Experts say it’s the high concentration of nitrates in beets that are responsible for the benefits.

In a lengthy biological process, nitrates from dietary sources like beets and leafy green vegetables are converted to nitric oxide within the body. The nitric oxide then relaxes blood vessels and dilates them, which helps the blood flow more easily and lowers blood pressure.


Saturday, 1 September 2018

Heart health and Dementia

A recent study suggested that having a healthy heart lowers the risk of Dementia. Taking action to lower the risk of heart attacks also lowers the risk of developing Dementia. The study suggests that when it comes to achieving a “lifetime of robust brain health free of dementia, it is never too early or too late to strive for attainment of ideal cardiovascular health. 
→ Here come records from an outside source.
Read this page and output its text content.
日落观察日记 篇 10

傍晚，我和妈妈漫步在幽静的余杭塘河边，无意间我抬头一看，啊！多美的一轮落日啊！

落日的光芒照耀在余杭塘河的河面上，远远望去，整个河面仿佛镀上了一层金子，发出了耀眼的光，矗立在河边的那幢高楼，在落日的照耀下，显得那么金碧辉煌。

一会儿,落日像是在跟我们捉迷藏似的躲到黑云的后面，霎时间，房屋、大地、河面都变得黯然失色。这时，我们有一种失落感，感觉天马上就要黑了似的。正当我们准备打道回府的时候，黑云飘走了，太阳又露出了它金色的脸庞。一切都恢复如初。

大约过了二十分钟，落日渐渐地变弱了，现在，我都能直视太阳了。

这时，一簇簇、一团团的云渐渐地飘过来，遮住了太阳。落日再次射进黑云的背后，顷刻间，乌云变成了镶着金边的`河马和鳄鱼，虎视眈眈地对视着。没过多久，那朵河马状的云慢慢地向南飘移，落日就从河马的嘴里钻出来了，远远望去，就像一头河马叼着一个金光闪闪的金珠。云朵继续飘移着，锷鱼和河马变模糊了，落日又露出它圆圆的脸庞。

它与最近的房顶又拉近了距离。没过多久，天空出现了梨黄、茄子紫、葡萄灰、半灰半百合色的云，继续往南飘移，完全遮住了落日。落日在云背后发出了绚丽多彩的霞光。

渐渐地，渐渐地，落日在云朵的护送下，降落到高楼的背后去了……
Although dementia is a major public health concern, its incidence rate has actually been declining in both the United States and other developed countries in recent decades.

Many factors have been cited as possible reasons for the decline, including better education, increased wealth and greater use of anti-inflammatory drugs. But also on that list is improved control of risk factors for cardiovascular diseases (ones involving the heart and blood vessels).

“The recent decline in dementia incidence was preceded by a halving of cardiovascular and cerebrovascular disease incidence over the past 60 years,”

The seven evidence-based metrics are the following:
  • not smoking
  • having a body mass index (BMI) under 25
  • getting regular exercise
  • having blood pressure under 120/80 mm Hg
  • keeping total cholesterol under 200 mg/dL
  • keeping blood glucose (sugar) under 100 mg/dL
  • eating fish twice a week and fruits and vegetables at least three times a day.